The book, previewed at the conference, cited the example of the southern gastric brooding frog discovered in the rainforests of Australia in the 1980s. It has since become extinct.
In other animals, the young would have been digested by enzymes and acids in the stomach. But preliminary studies show the baby frogs produced a substance or a range of substances that inhibited acid and enzyme secretions and prevent the mother from emptying her stomach into her intestines while the young were developing.
Research on those frogs could have led to new insights into preventing and treating human peptic ulcers which affect 25 million people in the United States alone, according to the authors of the book, Sustaining Life.

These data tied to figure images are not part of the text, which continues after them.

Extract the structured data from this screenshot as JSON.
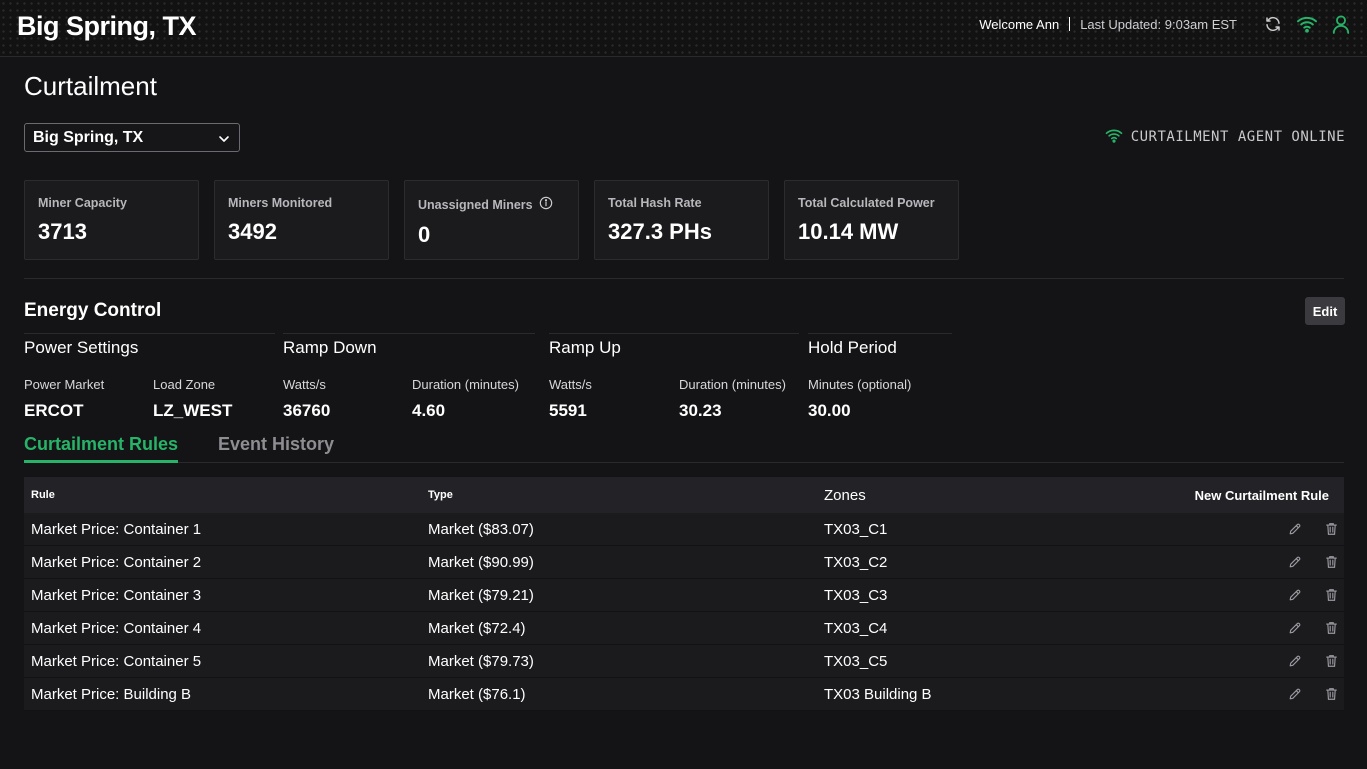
{
  "header": {
    "site_name": "Big Spring, TX",
    "welcome": "Welcome Ann",
    "last_updated": "Last Updated: 9:03am EST",
    "icons": [
      "refresh-icon",
      "wifi-icon",
      "user-icon"
    ],
    "accent_color": "#27b368"
  },
  "page": {
    "title": "Curtailment",
    "site_select_value": "Big Spring, TX",
    "agent_status": "CURTAILMENT AGENT ONLINE"
  },
  "stats": [
    {
      "label": "Miner Capacity",
      "value": "3713"
    },
    {
      "label": "Miners Monitored",
      "value": "3492"
    },
    {
      "label": "Unassigned Miners",
      "value": "0",
      "icon": "info-icon"
    },
    {
      "label": "Total Hash Rate",
      "value": "327.3 PHs"
    },
    {
      "label": "Total Calculated Power",
      "value": "10.14 MW"
    }
  ],
  "energy": {
    "title": "Energy Control",
    "edit_label": "Edit",
    "power_settings": {
      "title": "Power Settings",
      "market_label": "Power Market",
      "market_value": "ERCOT",
      "zone_label": "Load Zone",
      "zone_value": "LZ_WEST"
    },
    "ramp_down": {
      "title": "Ramp Down",
      "watts_label": "Watts/s",
      "watts_value": "36760",
      "duration_label": "Duration (minutes)",
      "duration_value": "4.60"
    },
    "ramp_up": {
      "title": "Ramp Up",
      "watts_label": "Watts/s",
      "watts_value": "5591",
      "duration_label": "Duration (minutes)",
      "duration_value": "30.23"
    },
    "hold_period": {
      "title": "Hold Period",
      "minutes_label": "Minutes (optional)",
      "minutes_value": "30.00"
    }
  },
  "tabs": [
    {
      "label": "Curtailment Rules",
      "active": true
    },
    {
      "label": "Event History",
      "active": false
    }
  ],
  "table": {
    "headers": {
      "rule": "Rule",
      "type": "Type",
      "zones": "Zones",
      "new_rule": "New Curtailment Rule"
    },
    "rows": [
      {
        "rule": "Market Price: Container 1",
        "type": "Market ($83.07)",
        "zones": "TX03_C1"
      },
      {
        "rule": "Market Price: Container 2",
        "type": "Market ($90.99)",
        "zones": "TX03_C2"
      },
      {
        "rule": "Market Price: Container 3",
        "type": "Market ($79.21)",
        "zones": "TX03_C3"
      },
      {
        "rule": "Market Price: Container 4",
        "type": "Market ($72.4)",
        "zones": "TX03_C4"
      },
      {
        "rule": "Market Price: Container 5",
        "type": "Market ($79.73)",
        "zones": "TX03_C5"
      },
      {
        "rule": "Market Price: Building B",
        "type": "Market ($76.1)",
        "zones": "TX03 Building B"
      }
    ]
  }
}
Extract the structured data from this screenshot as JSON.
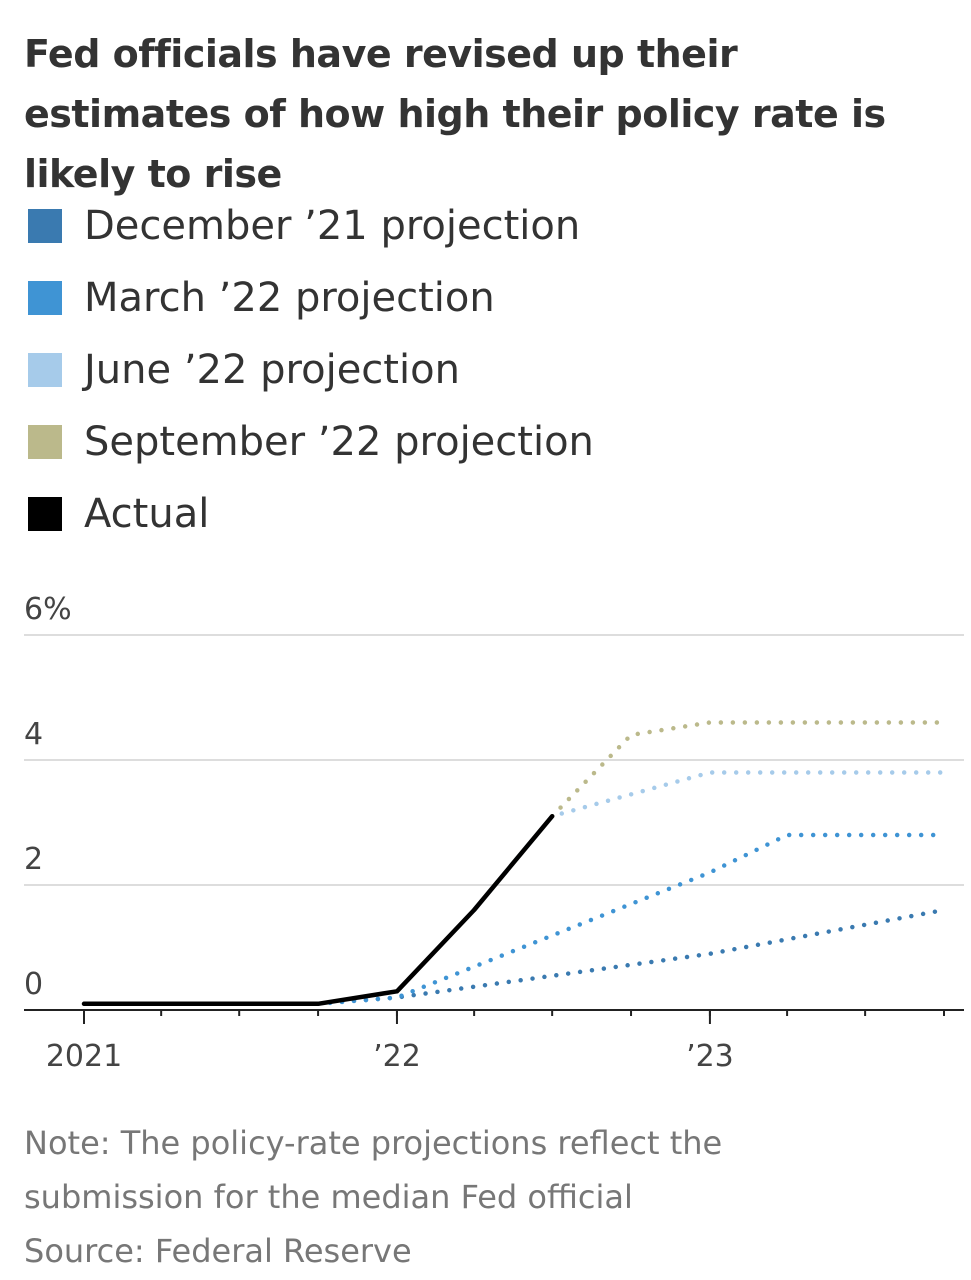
{
  "title": "Fed officials have revised up their estimates of how high their policy rate is likely to rise",
  "note_line1": "Note: The policy-rate projections reflect the",
  "note_line2": "submission for the median Fed official",
  "source": "Source: Federal Reserve",
  "chart_data": {
    "type": "line",
    "ylim": [
      0,
      6
    ],
    "y_ticks": [
      {
        "value": 0,
        "label": "0"
      },
      {
        "value": 2,
        "label": "2"
      },
      {
        "value": 4,
        "label": "4"
      },
      {
        "value": 6,
        "label": "6%"
      }
    ],
    "xlim": [
      "2021-01-01",
      "2023-10-01"
    ],
    "x_ticks": [
      {
        "date": "2021-01-01",
        "label": "2021"
      },
      {
        "date": "2022-01-01",
        "label": "’22"
      },
      {
        "date": "2023-01-01",
        "label": "’23"
      }
    ],
    "grid": true,
    "legend_position": "top",
    "series": [
      {
        "name": "December ’21 projection",
        "color": "#3a7ab0",
        "style": "dotted",
        "points": [
          [
            "2021-10-01",
            0.1
          ],
          [
            "2022-01-01",
            0.2
          ],
          [
            "2023-01-01",
            0.9
          ],
          [
            "2023-10-01",
            1.6
          ]
        ]
      },
      {
        "name": "March ’22 projection",
        "color": "#3f94d4",
        "style": "dotted",
        "points": [
          [
            "2021-10-01",
            0.1
          ],
          [
            "2022-01-01",
            0.2
          ],
          [
            "2023-01-01",
            2.2
          ],
          [
            "2023-04-01",
            2.8
          ],
          [
            "2023-10-01",
            2.8
          ]
        ]
      },
      {
        "name": "June ’22 projection",
        "color": "#a6cbea",
        "style": "dotted",
        "points": [
          [
            "2022-04-01",
            1.6
          ],
          [
            "2022-07-01",
            3.1
          ],
          [
            "2023-01-01",
            3.8
          ],
          [
            "2023-10-01",
            3.8
          ]
        ]
      },
      {
        "name": "September ’22 projection",
        "color": "#bbb98b",
        "style": "dotted",
        "points": [
          [
            "2022-07-01",
            3.1
          ],
          [
            "2022-10-01",
            4.4
          ],
          [
            "2023-01-01",
            4.6
          ],
          [
            "2023-10-01",
            4.6
          ]
        ]
      },
      {
        "name": "Actual",
        "color": "#000000",
        "style": "solid",
        "points": [
          [
            "2021-01-01",
            0.1
          ],
          [
            "2021-10-01",
            0.1
          ],
          [
            "2022-01-01",
            0.3
          ],
          [
            "2022-04-01",
            1.6
          ],
          [
            "2022-07-01",
            3.1
          ]
        ]
      }
    ]
  }
}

The book is the work of more than 100 experts, its key authors based at Harvard Medical School's Center for Health and the Global Environment, and it underscores what may be lost to human health when species go extinct, Steiner said.
Steiner said the book looks at seven groups of threatened organisms for potential or known medical value: amphibians, bears, cone snails, sharks, non-human primates, horseshoe crabs and gymnosperms, a type of plant life.
Last year, more than 16,000 species were labelled as threatened with extinction.